Невѣста „1-го Апрѣля“ | страница 44



Онъ думалъ: „Я созданъ, чтобы страдать и причинять страданія. Лучше, чтобъ я жилъ одиноко.“

Раньше, чѣмъ удалиться въ флигель, въ которомъ она жила, Жакотта, жена садовника, исполнявшая въ башнѣ должность кухарки, пришла предложить Мишелю чашку липоваго чаю. Она нашла его за столомъ блѣднымъ, а обѣдъ нетронутымъ. Сначала онъ отказался, затѣмъ согласился выпить душистый отваръ изъ цвѣтовъ, собранныхъ въ паркѣ годъ тому назадъ, и мѣшая машинально маленькой серебряной ложкой, онъ задавалъ вопросы Жакоттѣ, разспрашивалъ ее объ ея старой матери, содержательницѣ постоялаго двора въ Ривайерѣ, о ея сынѣ, уѣхавшемъ осенью съ началомъ учебнаго года.

Онъ испытывалъ потребность говорить, слышать человѣческій голосъ, и многословная Жакотта не ограничивалась только отвѣтами, разсказывала безконечныя исторіи, въ которыхъ значительную роль играли кролики, куры, садъ и Тристанъ — лошадь Мишеля. Обо всемъ, одушевленномъ и неодушевленномъ, въ башнѣ Сенъ-Сильвера она говорила почти съ тѣмъ же выраженіемъ нѣжности, какъ и слова: „мой сынъ“.

— Спокойной ночи и прекрасныхъ сновидѣній, сударь, — заключила она, удаляясь твердымъ, тяжелымъ шагомъ, заставлявшимъ дрожать на подносѣ чайникъ и фарфоровую чашку.

Молодой человѣкъ отправился спать въ свою старую большую кровать съ пологомъ. По сходству, забавлявшему его, добродушная болтовня доброй женщины напомнила ему внезапно обильныя рѣчи его друга Альберта.
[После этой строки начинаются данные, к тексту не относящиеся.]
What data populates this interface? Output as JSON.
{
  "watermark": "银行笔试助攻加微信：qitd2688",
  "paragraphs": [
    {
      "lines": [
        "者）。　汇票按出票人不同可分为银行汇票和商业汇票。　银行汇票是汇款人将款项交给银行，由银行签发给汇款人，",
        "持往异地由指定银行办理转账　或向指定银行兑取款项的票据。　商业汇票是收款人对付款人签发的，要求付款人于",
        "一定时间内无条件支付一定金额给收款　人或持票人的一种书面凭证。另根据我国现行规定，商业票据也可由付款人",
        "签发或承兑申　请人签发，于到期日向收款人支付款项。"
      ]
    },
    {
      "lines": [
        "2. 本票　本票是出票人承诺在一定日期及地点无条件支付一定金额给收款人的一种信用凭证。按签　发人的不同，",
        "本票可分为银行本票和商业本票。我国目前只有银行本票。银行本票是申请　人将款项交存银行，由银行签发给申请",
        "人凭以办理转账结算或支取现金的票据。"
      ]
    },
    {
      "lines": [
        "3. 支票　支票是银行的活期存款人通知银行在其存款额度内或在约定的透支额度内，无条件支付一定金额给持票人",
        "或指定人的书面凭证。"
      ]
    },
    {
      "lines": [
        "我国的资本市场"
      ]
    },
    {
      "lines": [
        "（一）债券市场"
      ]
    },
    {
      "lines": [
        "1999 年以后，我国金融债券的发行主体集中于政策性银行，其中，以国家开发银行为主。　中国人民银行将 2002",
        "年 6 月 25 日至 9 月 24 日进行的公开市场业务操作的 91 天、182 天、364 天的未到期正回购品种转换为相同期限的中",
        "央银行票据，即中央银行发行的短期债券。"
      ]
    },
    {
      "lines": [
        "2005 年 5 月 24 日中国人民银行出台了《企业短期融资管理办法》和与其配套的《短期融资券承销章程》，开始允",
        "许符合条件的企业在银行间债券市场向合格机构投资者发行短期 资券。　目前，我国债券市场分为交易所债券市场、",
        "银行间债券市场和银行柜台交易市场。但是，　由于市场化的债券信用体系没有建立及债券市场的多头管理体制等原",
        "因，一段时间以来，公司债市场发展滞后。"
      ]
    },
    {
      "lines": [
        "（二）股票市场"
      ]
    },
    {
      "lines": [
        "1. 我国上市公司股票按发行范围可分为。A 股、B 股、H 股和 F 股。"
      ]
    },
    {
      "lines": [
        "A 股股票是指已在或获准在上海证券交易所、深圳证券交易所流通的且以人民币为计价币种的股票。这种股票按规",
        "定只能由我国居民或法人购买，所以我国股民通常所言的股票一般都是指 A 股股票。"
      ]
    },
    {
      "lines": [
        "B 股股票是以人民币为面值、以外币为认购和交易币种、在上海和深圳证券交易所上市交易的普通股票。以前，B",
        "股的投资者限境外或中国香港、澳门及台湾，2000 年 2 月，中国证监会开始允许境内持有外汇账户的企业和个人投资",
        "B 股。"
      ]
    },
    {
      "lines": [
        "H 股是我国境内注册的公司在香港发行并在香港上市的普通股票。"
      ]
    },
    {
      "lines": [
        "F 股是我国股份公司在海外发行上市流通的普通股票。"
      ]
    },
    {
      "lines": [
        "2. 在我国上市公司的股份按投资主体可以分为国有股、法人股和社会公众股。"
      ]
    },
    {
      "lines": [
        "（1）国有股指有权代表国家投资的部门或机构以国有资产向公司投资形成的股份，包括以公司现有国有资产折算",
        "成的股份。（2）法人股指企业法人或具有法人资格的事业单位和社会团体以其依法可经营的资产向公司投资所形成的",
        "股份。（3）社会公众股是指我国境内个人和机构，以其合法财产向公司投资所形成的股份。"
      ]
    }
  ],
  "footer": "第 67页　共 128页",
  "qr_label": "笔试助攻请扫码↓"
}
Каждый годъ Даранъ нанималъ маленькій домикъ въ Ривайерѣ. Мишель подумалъ, что славный малый вскорѣ будетъ здѣсь, всегда такой добрый, такой вѣрный, и онъ неожиданно почувствовалъ радостное спокойствіе.

Къ тому же, вопреки совершенно женской чувствительности и нервности, которыя поражали въ этомъ большомъ и сильномъ существѣ, Мишель не былъ лишенъ той нравственной энергіи, которая позволяетъ въ случаѣ надобности преодолѣть себя и вырываться усиліемъ воли изъ безплоднаго и подавленнаго состоянія мыслей.

На слѣдующій день, разбуженный солнечнымъ лучемъ, пронизавшимъ оконныя стекла въ свинцовомъ переплетѣ, онъ принялъ героическое рѣшеніе. Онъ открылъ настежь окна, далъ наполниться рабочему кабинету свѣтомъ, ароматами извнѣ, затѣмъ, дѣлая черновыя замѣтки или справляясь съ записками, перелистывая авторовъ и разбирая бумаги, онъ принялся за приведенiе въ порядокъ ужасающаго количества документовъ, собранныхъ имъ для его „Опыта исторіи хеттовъ“. Но къ вечеру его спокойное настроеніе было нарушено: ему принесли нѣсколько писемъ, среди которыхъ было одно, поразившее его сначала и затѣмъ вызвавшее очень сильное неудовольствіе.